It’s easy to overlook or procrastinate on some important regular car maintenance items like replacing brake pads, but letting your brakes go too long without maintenance can lead to expensive repairs—or worse. In this blog post, Matthews Tire Fond du Lac Manager Allen Coburn shares key insight into why brakes are among the top repairs his team sees, and why you should replace brake pads when your technician lets you know it’s time.
Knowing When it’s Time to Replace Your Brake Pads
A few key indicators may signal that it’s time to replace your brake pads, Allen said. First, you might start to notice brake dust building up on your wheel. “It’s usually a rusty, dusty kind of color, so you’ll notice it if you see that you have three silver wheels and one that looks like it hasn’t been washed in a while,” he said. “That’s a definite hint that you’ve got a problem with the brake.”
Drivers may also begin to feel that the car needs more force on the brake pedal to stop or that it’s taking a longer distance to come to a complete stop, Allen said. They also might notice the tell-tale squeaking while braking. Brake pads are mounted with clips that have tabs sticking out to the side, and when the brake pad becomes worn down, those tabs come into contact with other surfaces, and that’s what causes the squealing.
For those drivers with certain later model European cars, the brake pads have built-in sensors that will notify a driver with a dashboard signal that it’s time to get the brakes replaced.
Technicians will check brake pads anytime a customer comes in for regular tire rotation maintenance—which should happen about every 6,000 miles—so it’s important to bring your car into the shop regularly and on schedule.
Why it’s Important to Maintain Brakes Regularly
A brake pad is usually between 10 and 12 millimeters thick, depending on the vehicle, and Matthews Tire technicians will recommend replacement once they are down to about 4 millimeters. “At that point, you really need to think about doing them soon, because if you let it go much beyond that, you risk getting into a metal-on-metal type situation, and that’s going to cost you money.”
At four millimeters, there’s still time to plan for a brake pad replacement. “They’re not completely worn out and they’re not a danger yet,” Allen said. “At two millimeters, they can go pretty quickly.”
If the pads wear out completely, the metal plate where the pads are mounted will now come into contact with rotors, Allen said. “That causes that terrible grinding noise.”
Additionally, the vehicle’s calipers can become damaged. “Calipers are one of the most expensive parts of the brake system, and you could easily double your cost of a brake repair just by letting it get to metal-on-metal,” Allen said.

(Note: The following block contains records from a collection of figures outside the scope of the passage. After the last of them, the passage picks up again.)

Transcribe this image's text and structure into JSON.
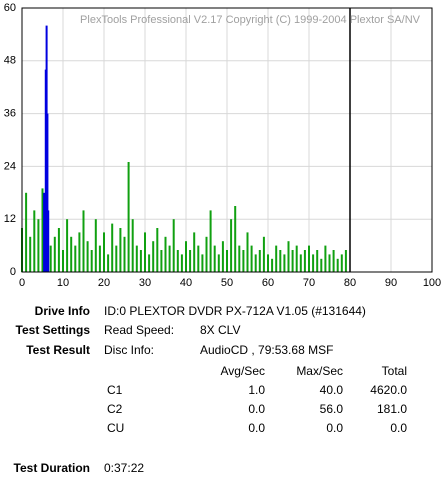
{
  "chart_data": {
    "type": "bar",
    "title": "PlexTools Professional V2.17 Copyright (C) 1999-2004 Plextor SA/NV",
    "xlim": [
      0,
      100
    ],
    "xticks": [
      0,
      10,
      20,
      30,
      40,
      50,
      60,
      70,
      80,
      90,
      100
    ],
    "ylim": [
      0,
      60
    ],
    "yticks": [
      0,
      12,
      24,
      36,
      48,
      60
    ],
    "grid": true,
    "vlines": [
      80
    ],
    "series": [
      {
        "name": "C1",
        "color": "#10a010",
        "x": [
          0,
          1,
          2,
          3,
          4,
          5,
          6,
          7,
          8,
          9,
          10,
          11,
          12,
          13,
          14,
          15,
          16,
          17,
          18,
          19,
          20,
          21,
          22,
          23,
          24,
          25,
          26,
          27,
          28,
          29,
          30,
          31,
          32,
          33,
          34,
          35,
          36,
          37,
          38,
          39,
          40,
          41,
          42,
          43,
          44,
          45,
          46,
          47,
          48,
          49,
          50,
          51,
          52,
          53,
          54,
          55,
          56,
          57,
          58,
          59,
          60,
          61,
          62,
          63,
          64,
          65,
          66,
          67,
          68,
          69,
          70,
          71,
          72,
          73,
          74,
          75,
          76,
          77,
          78,
          79
        ],
        "values": [
          10,
          18,
          8,
          14,
          12,
          19,
          15,
          6,
          8,
          10,
          5,
          12,
          8,
          6,
          9,
          14,
          7,
          5,
          12,
          6,
          9,
          4,
          11,
          6,
          10,
          8,
          25,
          12,
          6,
          5,
          9,
          4,
          7,
          10,
          5,
          8,
          6,
          12,
          5,
          4,
          7,
          5,
          9,
          6,
          4,
          8,
          14,
          6,
          4,
          7,
          5,
          12,
          15,
          6,
          5,
          9,
          6,
          4,
          5,
          8,
          4,
          3,
          6,
          5,
          4,
          7,
          5,
          6,
          4,
          5,
          6,
          4,
          5,
          3,
          6,
          4,
          5,
          3,
          4,
          5
        ]
      },
      {
        "name": "C2",
        "color": "#0000e0",
        "x": [
          5.4,
          5.6,
          5.8,
          6.0,
          6.2,
          6.4
        ],
        "values": [
          18,
          10,
          46,
          56,
          36,
          14
        ]
      }
    ]
  },
  "info": {
    "drive_label": "Drive Info",
    "drive": "ID:0 PLEXTOR DVDR PX-712A V1.05 (#131644)",
    "settings_label": "Test Settings",
    "speed_label": "Read Speed:",
    "speed": "8X CLV",
    "result_label": "Test Result",
    "disc_label": "Disc Info:",
    "disc": "AudioCD , 79:53.68 MSF",
    "columns": [
      "Avg/Sec",
      "Max/Sec",
      "Total"
    ],
    "rows": [
      [
        "C1",
        "1.0",
        "40.0",
        "4620.0"
      ],
      [
        "C2",
        "0.0",
        "56.0",
        "181.0"
      ],
      [
        "CU",
        "0.0",
        "0.0",
        "0.0"
      ]
    ],
    "duration_label": "Test Duration",
    "duration": "0:37:22"
  }
}
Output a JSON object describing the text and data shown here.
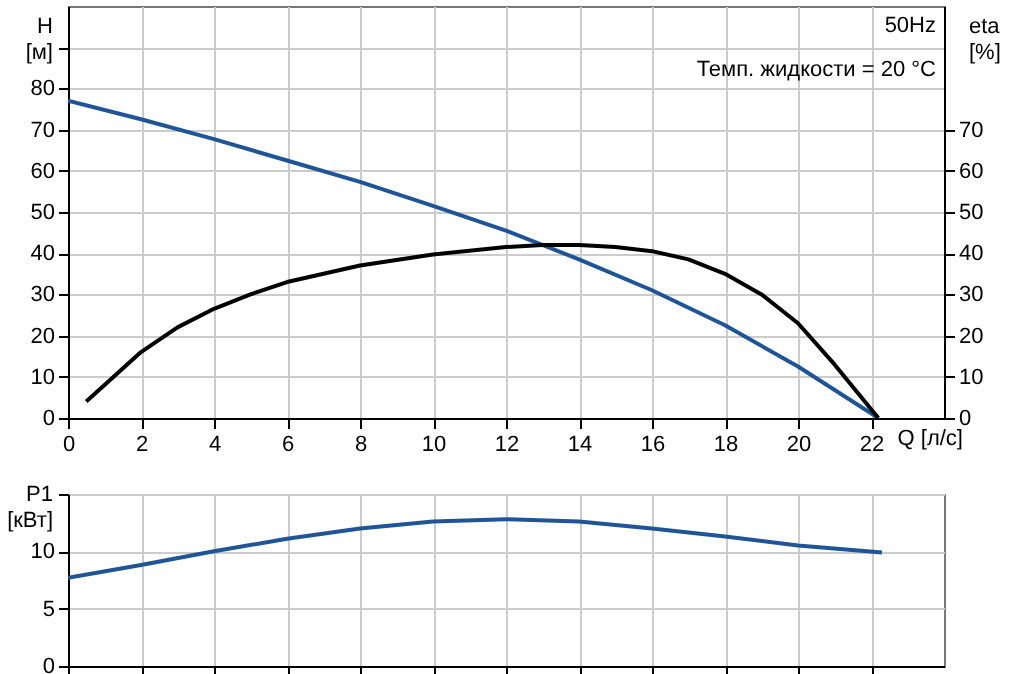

The Value of Replacing Brake Pads
Keeping your brakes in good repair means you’re “keeping more money in your wallet,” Allen said. “You’re not fixing things you don’t have to fix, and it’s less wear and tear on your car—and cars are more expensive now than ever.”
You’re also ensuring that your family is safe—as well as everyone else on the road with you. “Regular maintenance means you don’t have to worry that your brakes are going to fail,” Allen said.
A normal brake pad replacement on one axle with no additional repair usually will take only about an hour.
Like our own health, brakes are often one of those things that people don’t think about until something goes wrong.
If you need help determining if your brakes are in good condition, bring your vehicle to any Matthews Tire.
“Unfortunately, it’s one of those things that can just creep up on you and become a problem before you know it,” Allen said. “If you do your diligence and get your car serviced, you’ll catch it. You’ll save yourself money, and you’ll be safe.”